September 14, 2025

General Studies Paper 2

Introduction

  • Influenza viruses are almost always circulating among humans. The nature of the virus means that every year, the virus’s genetic material undergoes some minor changes, rendering it a little different from the virus of the previous year. So scientists have to guess which changes are likely to survive the next year, and design or update their vaccines accordingly.

Nature of the virus

  • An influenza virus can also infect birds, pigs, horses, and other domestic animals.
  • It can assort the types of the two genes it contains – haemagglutinin (H) and neuraminidase (N) – in these animals to generate a new virus altogether, some of which may infect humans.
  • All these complications ensure that designing an effective vaccine for influenza remains challenging.
  • The virus mainly infected the lungs, and laid waste to them.
  • While all eight pieces of the virus’s genetic material caused severe disease, two in particular stood out: the haemagglutinin and the RNA polymerase genes.

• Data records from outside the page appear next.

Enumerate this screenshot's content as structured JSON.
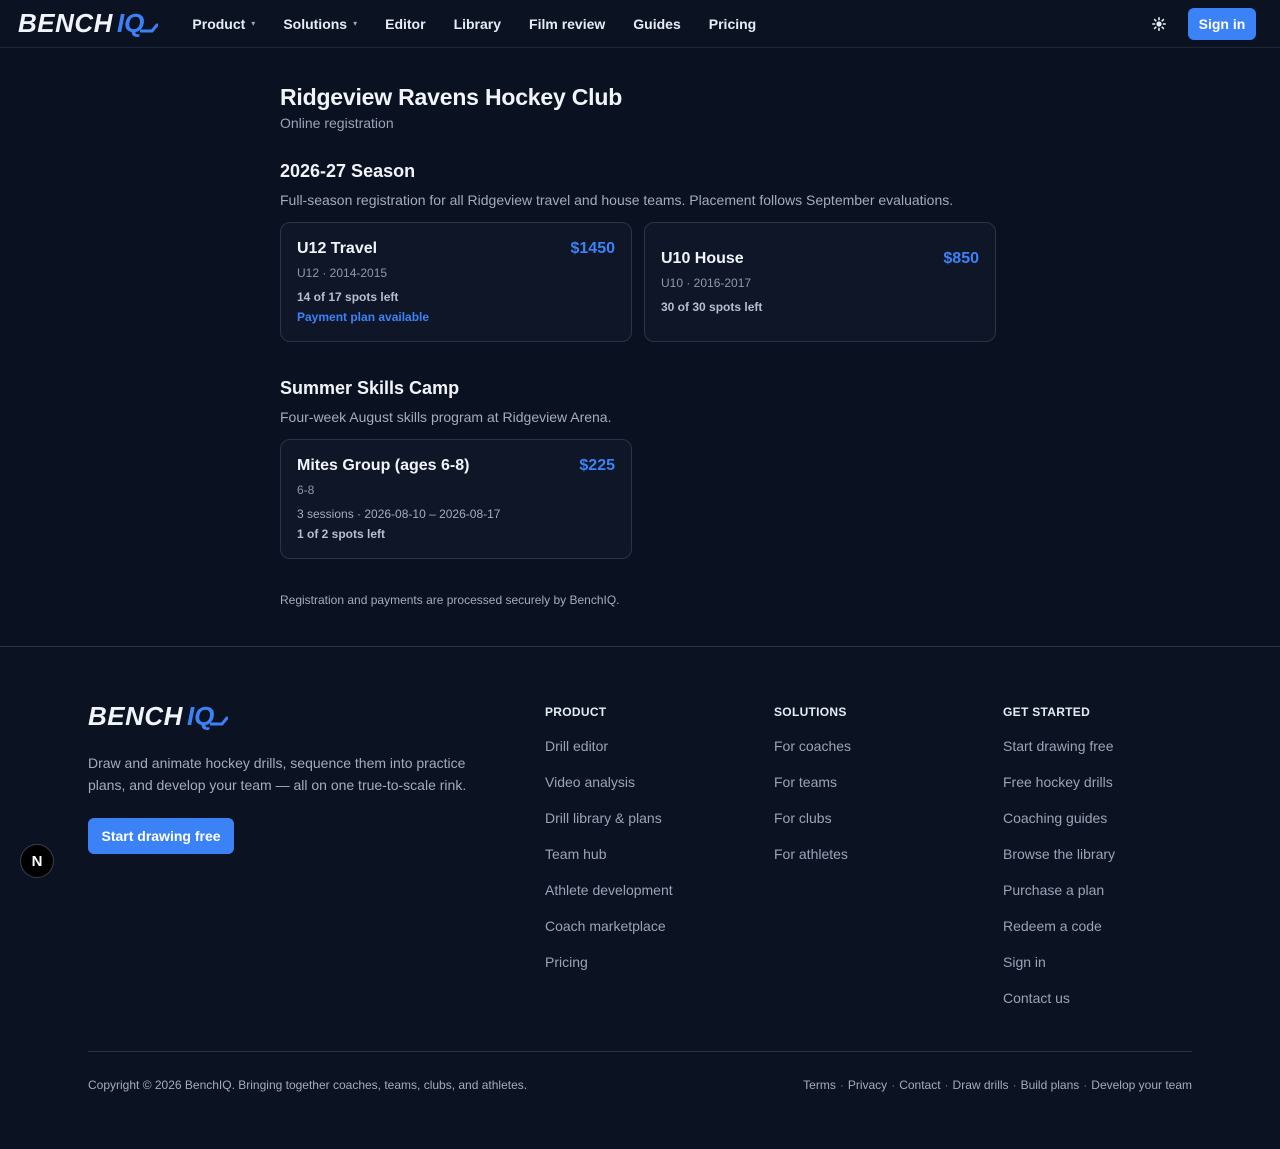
{
  "brand": {
    "word1": "BENCH",
    "word2": "IQ"
  },
  "nav": {
    "items": [
      {
        "label": "Product",
        "dropdown": true
      },
      {
        "label": "Solutions",
        "dropdown": true
      },
      {
        "label": "Editor",
        "dropdown": false
      },
      {
        "label": "Library",
        "dropdown": false
      },
      {
        "label": "Film review",
        "dropdown": false
      },
      {
        "label": "Guides",
        "dropdown": false
      },
      {
        "label": "Pricing",
        "dropdown": false
      }
    ],
    "signin_label": "Sign in",
    "theme_icon": "sun-icon"
  },
  "page": {
    "title": "Ridgeview Ravens Hockey Club",
    "subtitle": "Online registration",
    "sections": [
      {
        "title": "2026-27 Season",
        "description": "Full-season registration for all Ridgeview travel and house teams. Placement follows September evaluations.",
        "programs": [
          {
            "name": "U12 Travel",
            "price": "$1450",
            "meta": "U12 · 2014-2015",
            "spots": "14 of 17 spots left",
            "note": "Payment plan available"
          },
          {
            "name": "U10 House",
            "price": "$850",
            "meta": "U10 · 2016-2017",
            "spots": "30 of 30 spots left"
          }
        ]
      },
      {
        "title": "Summer Skills Camp",
        "description": "Four-week August skills program at Ridgeview Arena.",
        "programs": [
          {
            "name": "Mites Group (ages 6-8)",
            "price": "$225",
            "meta": "6-8",
            "sessions": "3 sessions · 2026-08-10 – 2026-08-17",
            "spots": "1 of 2 spots left"
          }
        ]
      }
    ],
    "secure_note": "Registration and payments are processed securely by BenchIQ."
  },
  "footer": {
    "description": "Draw and animate hockey drills, sequence them into practice plans, and develop your team — all on one true-to-scale rink.",
    "cta_label": "Start drawing free",
    "columns": [
      {
        "heading": "PRODUCT",
        "links": [
          "Drill editor",
          "Video analysis",
          "Drill library & plans",
          "Team hub",
          "Athlete development",
          "Coach marketplace",
          "Pricing"
        ]
      },
      {
        "heading": "SOLUTIONS",
        "links": [
          "For coaches",
          "For teams",
          "For clubs",
          "For athletes"
        ]
      },
      {
        "heading": "GET STARTED",
        "links": [
          "Start drawing free",
          "Free hockey drills",
          "Coaching guides",
          "Browse the library",
          "Purchase a plan",
          "Redeem a code",
          "Sign in",
          "Contact us"
        ]
      }
    ],
    "copyright": "Copyright © 2026 BenchIQ. Bringing together coaches, teams, clubs, and athletes.",
    "legal_links": [
      "Terms",
      "Privacy",
      "Contact",
      "Draw drills",
      "Build plans",
      "Develop your team"
    ]
  },
  "dev_badge": "N",
  "colors": {
    "accent": "#3b82f6",
    "background": "#0a1120",
    "card": "#0e1628"
  }
}
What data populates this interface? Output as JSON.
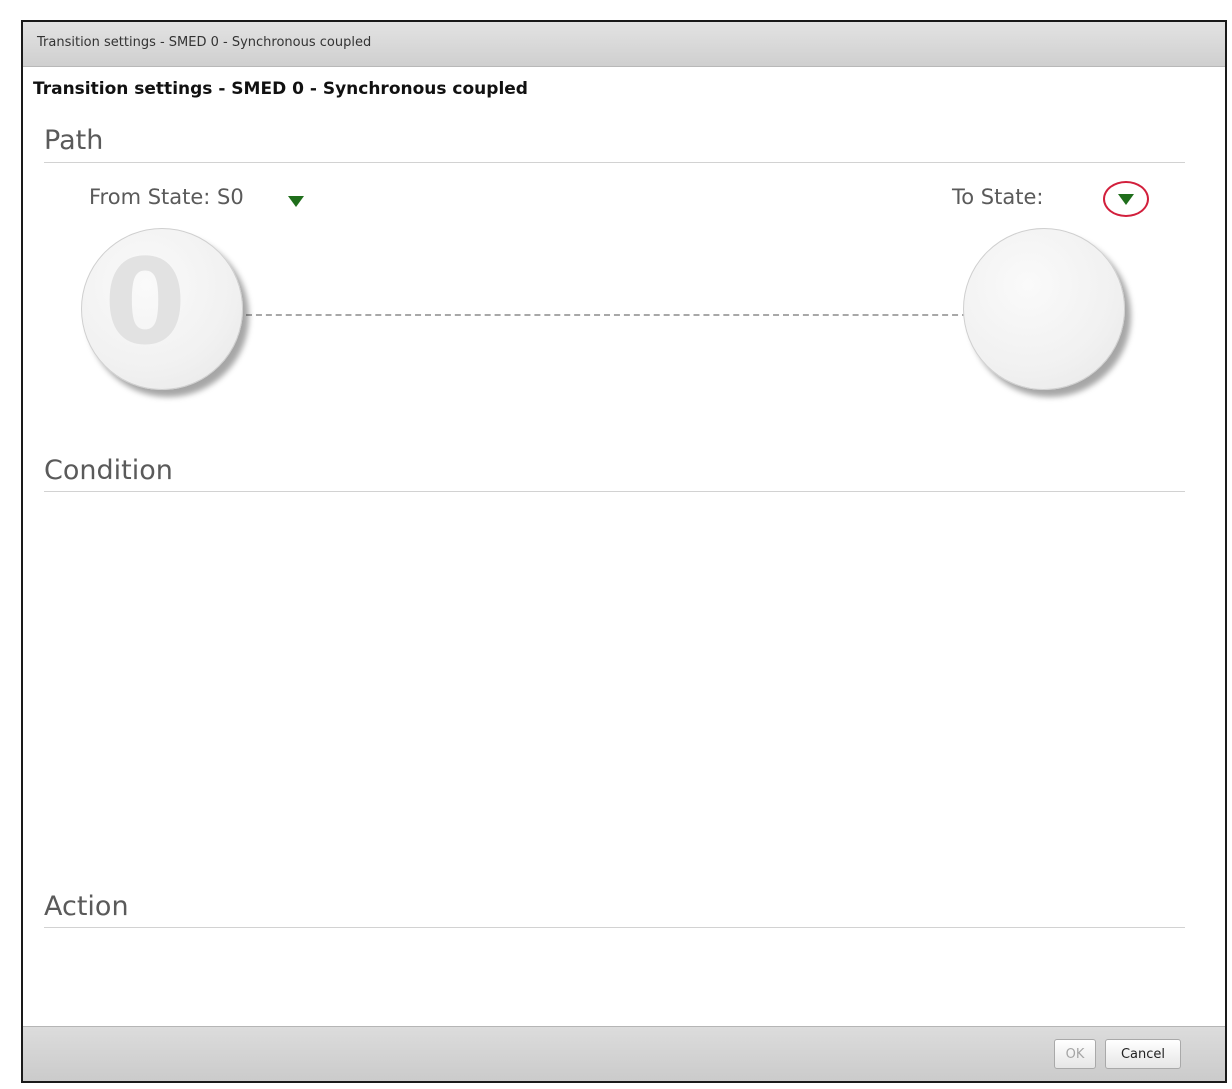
{
  "window": {
    "title": "Transition settings - SMED 0 - Synchronous coupled"
  },
  "dialog": {
    "heading": "Transition settings - SMED 0 - Synchronous coupled"
  },
  "path": {
    "section_title": "Path",
    "from_state_label": "From State: S0",
    "to_state_label": "To State:",
    "from_node_glyph": "0",
    "dropdown_icon": "triangle-down-icon"
  },
  "condition": {
    "section_title": "Condition"
  },
  "action": {
    "section_title": "Action"
  },
  "footer": {
    "ok_label": "OK",
    "cancel_label": "Cancel"
  },
  "colors": {
    "accent_green": "#1f6e1b",
    "highlight_red": "#d21f3c"
  }
}
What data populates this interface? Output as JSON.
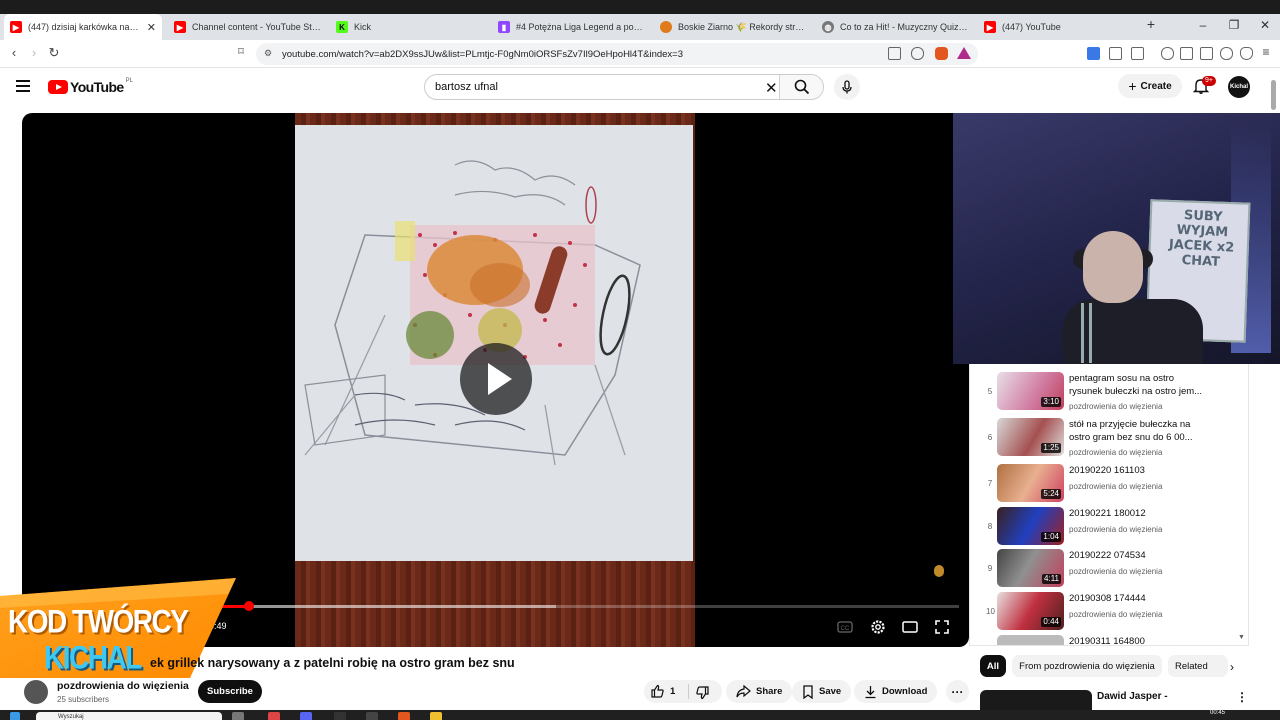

Haemagglutinin and RNA polymerase

  • Haemagglutinin is the protein on the outer surface of the virus that docks with proteins on the cells of another organism.
  • This way, the virus has a portal through to begin its invasion. The haemagglutinin segment of the 1918 strain contained modifications such that the virus could easily gain access to cells.
  • The viral RNA polymerase, on the other hand, makes copies of the viral genetic material.
  • In the H1N1 strain, the polymerase was extremely efficient at this process, allowing the virus to make numerous copies of itself in a very short span of time.
  • This then took a heavy toll on the infected cell, since the virus hijacked the cellular machinery to replicate itself.

Unrivalled

  • The full virus demonstrated a pathogenicity unrivalled by any other influenza virus scientists have ever studied – recombinant or natural.
  • It was highly virulent: there were 39,000-times more virions (virus particles) in the lungs of the mice infected with the 1918 virus than those infected by the more benign laboratory strain.
  • The former lungs were filled with fluid within days, causing extensive lung damage and resulting in death.
  • The haemagglutinin and the RNA polymerase genes were important reasons for the extreme nature of the 1918 virus, by themselves they did not wreak just as much havoc as when they did in combination with the other gene segments.
  • All viruses have to ensure they will be transmitted to more hosts. A virus that kills its host too soon will fail at this objective because a virus is only alive as long as it is inside a host.
  • So a change in a virus that makes it more pathogenic will either kill the host faster or it will become an easier target for the host’s immune system. Both outcomes are detrimental to the virus’s long-term survival.
  • So such genetic changes must be associated with alterations elsewhere in the genome that mitigate those effects on the creature’s long-term survival prospects.
  • It could be a mutation that enhances its transmission rate, one that slows the viral life cycle, or something else that allows the virus to escape the immune system long enough for it to be transmitted.

Conclusion

  • The 1918 influenza pandemic is a reminder to us all, especially in the wake of the COVID-19 pandemic, that ever so rarely, nature will arrive at that perfect, deadly combination after mixing thousands of genes and end up creating something as destructive as the 1918 H1N1 influenza virus. Ironically, nature’s ability to do so is at the very heart of evolution, and of all life on earth.